🤖 AI Summary
This study addresses the tendency of large language models (LLMs) to generate hallucinated citations, exhibit coverage bias, and lack principled thematic organization when synthesizing scientific literature. To mitigate these issues, the authors propose a hybrid workflow that leverages bibliometric algorithms to produce auditable clustering structures, which in turn guide LLMs in generating semantically coherent cluster descriptions. Evaluated on a Scopus dataset using multidimensional criteria—including human alignment, semantic coverage, and cluster quality—the approach significantly enhances the reliability and semantic fidelity of literature reviews. The results demonstrate that without structural guidance, LLMs struggle to accurately infer meaningful clusters, whereas the integration of bibliometric scaffolding markedly improves their performance.
📝 Abstract
Large language models (LLMs) can support scientific literature synthesis, but remain prone to hallucinated references, uneven coverage, and weakly grounded thematic organization.
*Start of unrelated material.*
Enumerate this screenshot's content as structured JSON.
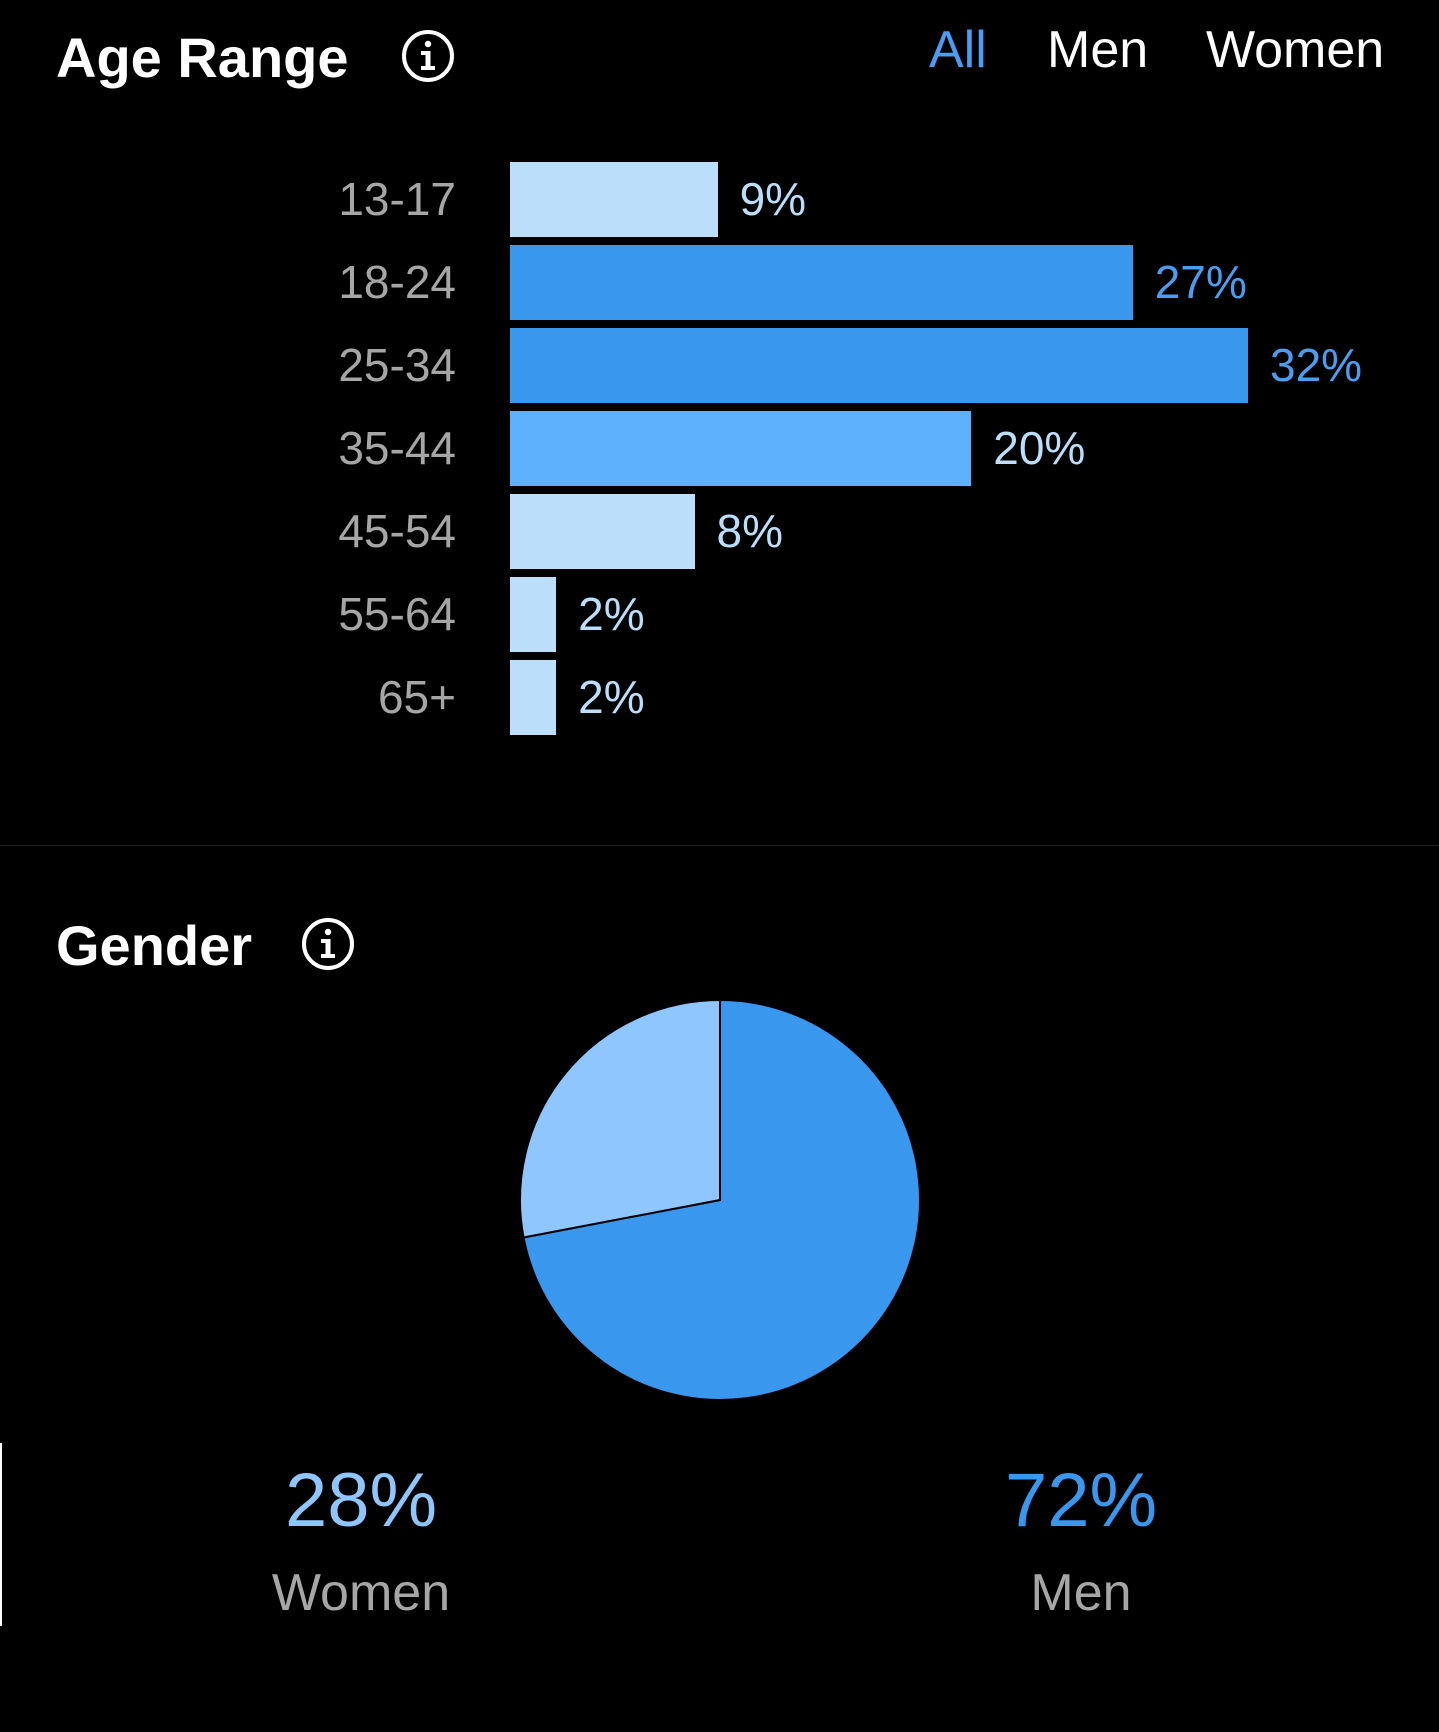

We evaluate whether bibliometric structure improves LLM-assisted synthesis by comparing six pipelines for generating cluster descriptions under different levels of evidence and structure. Using 100 published bibliometric analyses, we reconstruct Scopus corpora, extract human-written cluster descriptions, and assess outputs by human alignment, semantic coverage, clustering quality, graph quality, and reference grounding. Results show that LLMs produce descriptions semantically close to human-written ones, but are unreliable when asked to infer bibliometric structure from scratch. Performance improves when bibliometric algorithms define the clusters and the LLM interprets them. Overall, LLM-assisted bibliometric synthesis is most promising as a hybrid workflow in which algorithms provide auditable structure and LLMs generate readable descriptions.